CSC 470 Data Mining Fall 2005 – Evening Section
Assignment 1 Data Preparation 10 points
Assigned: 09/14/05
Due: 09/21/05
Task:
Create arff files suitable for the WEKA software as described below:
1. Obtain the file NJDOHcleanFinalDataReducedReady.csv from my WWW page
2. Remove attribute: FIPScode
3. Use Excel to replace 1990 data (5 attributes) with percent change from 1990-2000 (actually use a decimal such as .02 would be a two percent increase)
· Be careful! If you don’t know how to do this relatively quickly in Excel – ask!
· Remove DIV / 0 errors – replacing with ? for unknown
4. Put 2000 drug admissions last (except for % town name)

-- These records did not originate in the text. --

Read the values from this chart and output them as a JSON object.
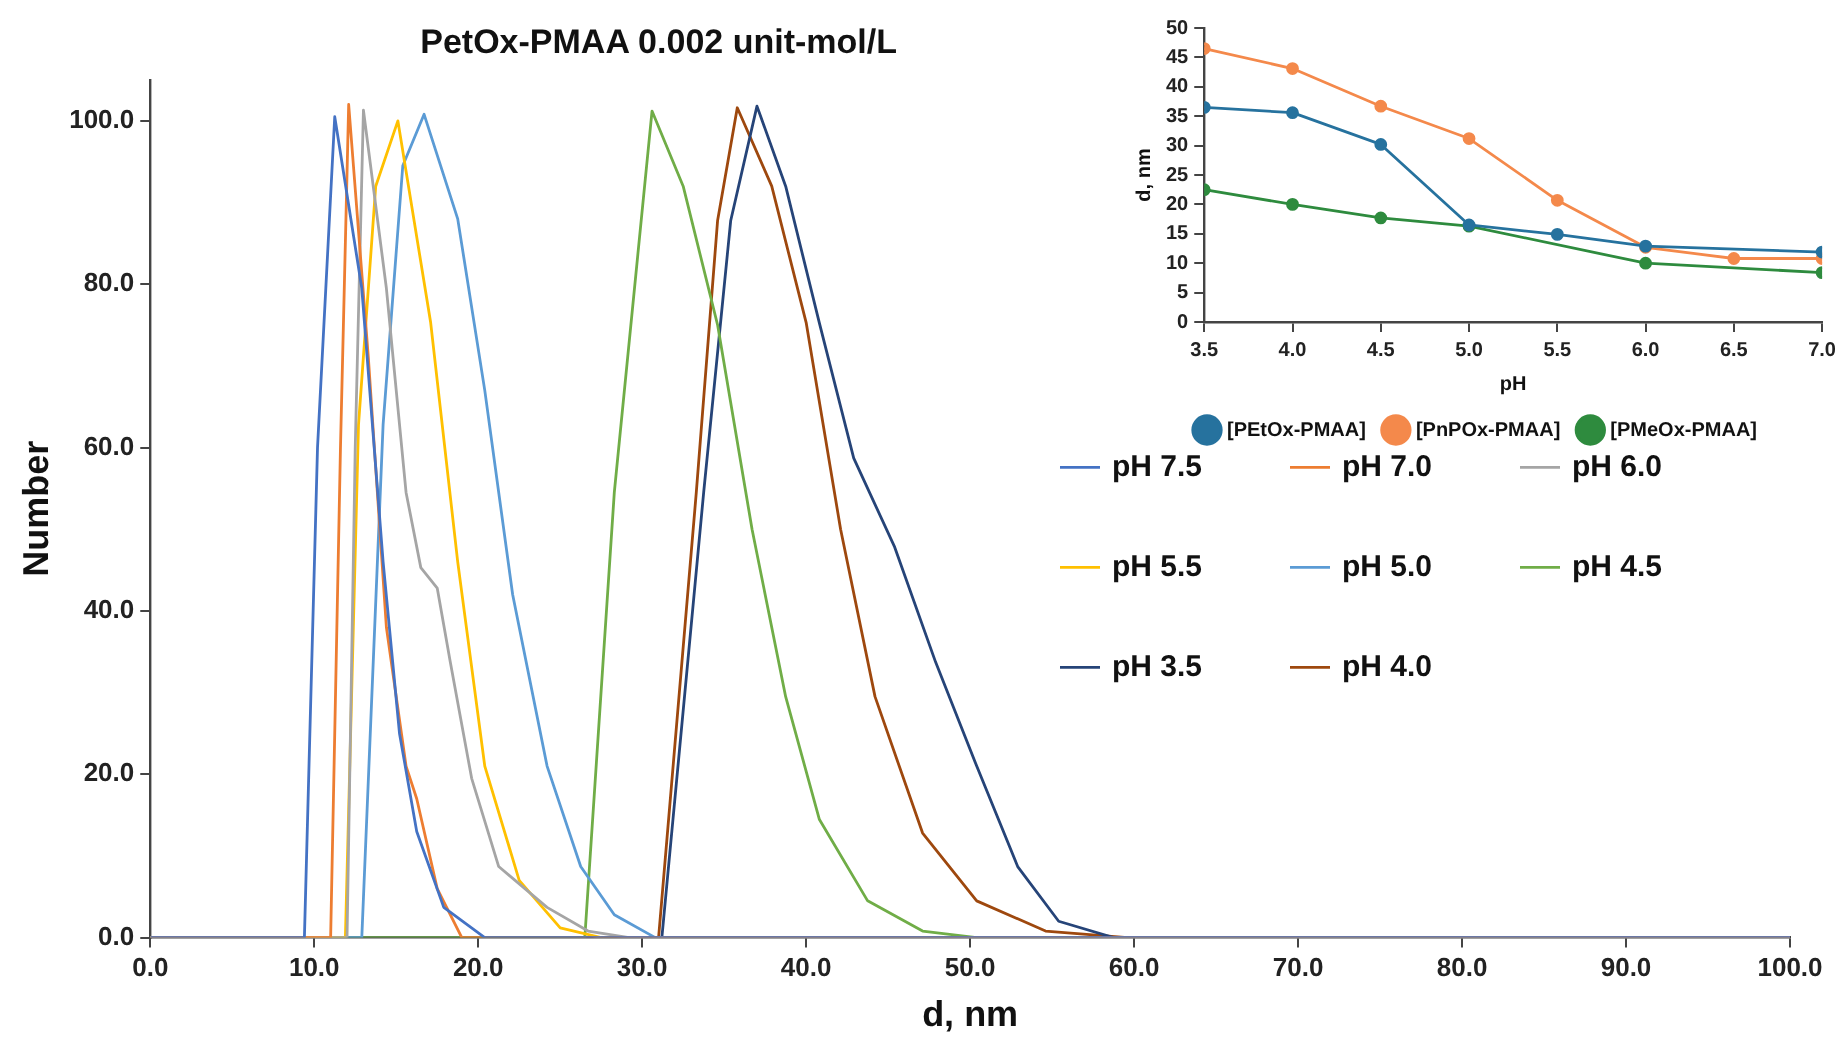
{
  "chart_data": [
    {
      "type": "line",
      "title": "PetOx-PMAA 0.002 unit-mol/L",
      "xlabel": "d, nm",
      "ylabel": "Number",
      "xlim": [
        0,
        100
      ],
      "ylim": [
        0,
        105
      ],
      "xticks": [
        {
          "value": 0,
          "label": "0.0"
        },
        {
          "value": 10,
          "label": "10.0"
        },
        {
          "value": 20,
          "label": "20.0"
        },
        {
          "value": 30,
          "label": "30.0"
        },
        {
          "value": 40,
          "label": "40.0"
        },
        {
          "value": 50,
          "label": "50.0"
        },
        {
          "value": 60,
          "label": "60.0"
        },
        {
          "value": 70,
          "label": "70.0"
        },
        {
          "value": 80,
          "label": "80.0"
        },
        {
          "value": 90,
          "label": "90.0"
        },
        {
          "value": 100,
          "label": "100.0"
        }
      ],
      "yticks": [
        {
          "value": 0,
          "label": "0.0"
        },
        {
          "value": 20,
          "label": "20.0"
        },
        {
          "value": 40,
          "label": "40.0"
        },
        {
          "value": 60,
          "label": "60.0"
        },
        {
          "value": 80,
          "label": "80.0"
        },
        {
          "value": 100,
          "label": "100.0"
        }
      ],
      "grid": false,
      "legend": "right",
      "marker": "none",
      "series": [
        {
          "name": "pH 7.5",
          "color": "#4472c4",
          "x": [
            0,
            9.4,
            10.2,
            11.25,
            12.9,
            14.2,
            15.2,
            16.25,
            17.9,
            20.4,
            100
          ],
          "values": [
            0,
            0,
            60,
            100.5,
            79.5,
            46,
            25,
            13,
            3.7,
            0,
            0
          ]
        },
        {
          "name": "pH 7.0",
          "color": "#ed7d31",
          "x": [
            0,
            11,
            11.6,
            12.1,
            13.3,
            14.4,
            15.6,
            16.25,
            17.5,
            19,
            100
          ],
          "values": [
            0,
            0,
            60,
            102,
            71,
            38,
            21,
            17,
            6,
            0,
            0
          ]
        },
        {
          "name": "pH 6.0",
          "color": "#a5a5a5",
          "x": [
            0,
            12,
            12.5,
            13,
            14.4,
            15.6,
            16.5,
            17.5,
            18.3,
            19.6,
            21.25,
            24.2,
            26.7,
            29.2,
            100
          ],
          "values": [
            0,
            0,
            60,
            101.3,
            79.5,
            54.5,
            45.3,
            42.8,
            33.7,
            19.5,
            8.7,
            3.7,
            0.8,
            0,
            0
          ]
        },
        {
          "name": "pH 5.5",
          "color": "#ffc000",
          "x": [
            0,
            11.9,
            12.7,
            13.75,
            15.1,
            17.1,
            18.75,
            20.4,
            22.5,
            25,
            27.5,
            100
          ],
          "values": [
            0,
            0,
            62.8,
            92,
            100,
            75.3,
            46,
            21,
            7,
            1.2,
            0,
            0
          ]
        },
        {
          "name": "pH 5.0",
          "color": "#5b9bd5",
          "x": [
            0,
            12.9,
            14.2,
            15.4,
            16.7,
            18.75,
            20.4,
            22.1,
            24.2,
            26.25,
            28.3,
            30.8,
            100
          ],
          "values": [
            0,
            0,
            62.8,
            94.5,
            100.8,
            88,
            67,
            42,
            21,
            8.7,
            2.8,
            0,
            0
          ]
        },
        {
          "name": "pH 4.5",
          "color": "#70ad47",
          "x": [
            0,
            26.5,
            28.3,
            30.6,
            32.5,
            34.6,
            36.7,
            38.75,
            40.8,
            43.75,
            47.1,
            50.4,
            100
          ],
          "values": [
            0,
            0,
            54.5,
            101.2,
            92,
            75,
            50,
            29.5,
            14.5,
            4.5,
            0.8,
            0,
            0
          ]
        },
        {
          "name": "pH 3.5",
          "color": "#264478",
          "x": [
            0,
            31.2,
            33.75,
            35.4,
            37,
            38.75,
            40.8,
            42.9,
            45.4,
            47.9,
            50.4,
            52.9,
            55.4,
            58.75,
            100
          ],
          "values": [
            0,
            0,
            54.5,
            87.8,
            101.8,
            92,
            75.3,
            58.7,
            47.8,
            33.7,
            21,
            8.7,
            2,
            0,
            0
          ]
        },
        {
          "name": "pH 4.0",
          "color": "#9e480e",
          "x": [
            0,
            31,
            33.3,
            34.6,
            35.8,
            37.9,
            40,
            42.1,
            44.2,
            47.1,
            50.4,
            54.6,
            59.6,
            100
          ],
          "values": [
            0,
            0,
            54.5,
            87.8,
            101.6,
            92,
            75.3,
            50,
            29.5,
            12.8,
            4.5,
            0.8,
            0,
            0
          ]
        }
      ]
    },
    {
      "type": "line",
      "xlabel": "pH",
      "ylabel": "d, nm",
      "xlim": [
        3.5,
        7
      ],
      "ylim": [
        0,
        50
      ],
      "xticks": [
        3.5,
        {
          "value": 4,
          "label": "4.0"
        },
        4.5,
        {
          "value": 5,
          "label": "5.0"
        },
        5.5,
        {
          "value": 6,
          "label": "6.0"
        },
        6.5,
        {
          "value": 7,
          "label": "7.0"
        }
      ],
      "yticks": [
        0,
        5,
        10,
        15,
        20,
        25,
        30,
        35,
        40,
        45,
        50
      ],
      "grid": false,
      "legend": "bottom",
      "marker": "circle",
      "series": [
        {
          "name": "[PEtOx-PMAA]",
          "color": "#26729e",
          "x": [
            3.5,
            4,
            4.5,
            5,
            5.5,
            6,
            7
          ],
          "values": [
            36.5,
            35.6,
            30.2,
            16.5,
            14.9,
            12.9,
            11.9
          ]
        },
        {
          "name": "[PnPOx-PMAA]",
          "color": "#f4894b",
          "x": [
            3.5,
            4,
            4.5,
            5,
            5.5,
            6,
            6.5,
            7
          ],
          "values": [
            46.5,
            43.1,
            36.7,
            31.2,
            20.7,
            12.7,
            10.8,
            10.8
          ]
        },
        {
          "name": "[PMeOx-PMAA]",
          "color": "#2e8b3e",
          "x": [
            3.5,
            4,
            4.5,
            5,
            6,
            7
          ],
          "values": [
            22.5,
            20,
            17.7,
            16.3,
            10,
            8.4
          ]
        }
      ]
    }
  ]
}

5. Save the adjusted file as a csv file, but with a arff extension
6. Edit the arff file using Wordpad to add arff header information. Make Drug Admissions a Nominal with possible values 0,1,2, etc
7. Replace empty data (how does Excel save empty data when saving to csv?) with ? for unknown.
8. Save, of course
9. Open your file in WEKA to ensure that it opens correctly
10. Discretize all numeric attributes using WEKA –
a. Use Unsupervised Attribute Discretize under the Preprocess tab
b. Choose options bins=5 and FindNumBins=True
11. Look at visualization in Preprocess area to ensure discretizing worked
12. Save to a different file name so that you have both versions of the file
13. Re-open the discretized file to make sure that that opens.
14. Turn in both files you created on a disk